Within the textual response to exile there is a call for the community to distinguish itself as a set-apart people through practices of holiness designed to bring a renewed sense of communal identity, specifically as a people separate from the practices of the larger culture.

I began to wonder, what are the practices of the larger culture that has shaped it into its present consumeristic, individualistic, secular-leaning orientation? And what, therefore, should be the practices of the church which will help to guard our hearts from the prevalent cultural currents?

It was while I was thinking about this that I happened to come across a statistic: according to the research of the National Center for Biotechnology Information, the average attention span has dropped from 12 seconds in 2000 to just 8.25 in 2015. Just to put that into perspective, scientists believe that the average goldfish has a 9-second attention span.

Consider the restlessness and activity addictions of the average Canadian. Watch how often teenagers reach for their cell phones whenever there is a spare second or pause in a conversation. People are training themselves to be distracted.
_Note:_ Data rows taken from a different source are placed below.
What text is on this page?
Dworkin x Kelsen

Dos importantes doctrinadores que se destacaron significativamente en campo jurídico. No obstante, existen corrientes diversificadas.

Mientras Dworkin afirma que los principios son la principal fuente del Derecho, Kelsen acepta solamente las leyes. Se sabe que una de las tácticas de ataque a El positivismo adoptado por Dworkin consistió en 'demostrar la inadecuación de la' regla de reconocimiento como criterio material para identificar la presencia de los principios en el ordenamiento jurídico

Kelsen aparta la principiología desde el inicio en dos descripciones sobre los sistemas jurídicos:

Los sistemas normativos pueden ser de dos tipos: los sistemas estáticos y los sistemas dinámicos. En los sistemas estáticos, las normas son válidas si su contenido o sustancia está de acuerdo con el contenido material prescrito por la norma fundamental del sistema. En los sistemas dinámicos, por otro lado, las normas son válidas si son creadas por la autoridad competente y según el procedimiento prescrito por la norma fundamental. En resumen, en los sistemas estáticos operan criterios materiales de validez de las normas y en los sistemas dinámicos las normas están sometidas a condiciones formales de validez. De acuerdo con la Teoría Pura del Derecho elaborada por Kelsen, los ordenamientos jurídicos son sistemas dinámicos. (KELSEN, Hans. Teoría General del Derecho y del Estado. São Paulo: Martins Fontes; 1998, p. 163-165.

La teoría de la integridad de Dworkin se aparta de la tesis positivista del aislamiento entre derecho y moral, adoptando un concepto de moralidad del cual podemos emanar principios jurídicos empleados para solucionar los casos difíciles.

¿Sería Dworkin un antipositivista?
The practice of being still, the discipline of mindful meditation, and the habits of pausing, thinking and reflecting are becoming increasingly rare.

I believe this agitation-driven need to do something, rather than simply be present, is one of the practices of the larger community that drives the consumer spirit of our age. It is destructive to the soul. For a people who reflect the nature of the God they serve, spending time (or is it investing time) in quiet and stillness is an essential practice in our quest to be a content, missional people.

Psalm 131:2 says it best:

But I have calmed and quieted myself,
    I am like a weaned child with its mother;
    like a weaned child I am content.

What other “practices of the larger culture” do you think are contributing to the way things are? And what practices do you think are essential to helping form the church’s missional identity?